Fonte: Il Quotidiano del Sud

Condannata a due anni di reclusione per falso ideologico e materiale, ma anche per l’ipotesi di cui alla truffa, una disoccupata del luogo di trentadue anni, E. P., assunta nella scuola, nell’ambito di una selezione di personale Ata, falsificando le carte.

La condanna è definitiva. Il giudice evidenzia, tra l’altro, che “l'imputata aveva sottoscritto il contratto di lavoro a tempo determinato, risultante dall'inserimento della stessa nella graduatoria provinciale del personale Ata della scuola (che era stato determinato proprio dalla presentazione dell'autocertificazione dei titoli, risultata poi ideologicamente falsa), così determinando - sul piano anche procedimentale - l'appropriazione soggettiva degli effetti favorevoli discendenti dalla presentazione della detta autocertificazione sostitutiva e dunque anche la riferibilità soggettiva della documentazione da ultimo menzionata alla persona della ricorrente”. La difesa della imputata, rispetto alle accuse della Procura, ha evidenziato, tra l’altro, “...che dalla istruttoria giudiziale espletata tramite le acquisizioni documentali del Pm” e la escussione di un testimone “non era emersa in alcun modo che la imputata avesse allegato o presentato certificazioni false a firma” di altra persona “e che risultava inverosimile la circostanza secondo cui la ricorrente, una disoccupata, avesse potuto utilizzare un fax della Provincia di Cosenza per spedire la detta documentazione”. Ma per i giudici tale osservazione non è accoglibile, “atteso che le argomentazioni utilizzate dalla Corte di merito per ritenere provata la falsificazione materiale della certificazione” a firma di altra persona “risultano logiche e condivisibili.
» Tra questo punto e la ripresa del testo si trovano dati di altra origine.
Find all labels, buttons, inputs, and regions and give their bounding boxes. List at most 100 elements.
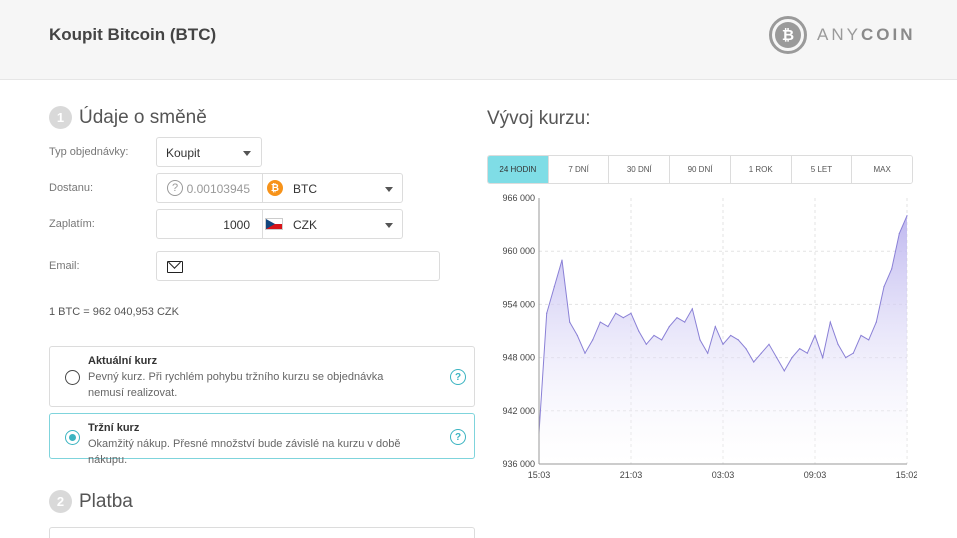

Ed invero, risulta essere circostanza insuperabile quella secondo cui la ricorrente era l'unica interessata alla trasmissione della documentazione oggetto della condotta falsificatrice e dei cui effetti favorevoli si era poi appropriata dopo il positivo inserimento nella graduatoria provinciale ed in sede di sottoscrizione del contratto di lavoro”. Insomma, condanna ratificata.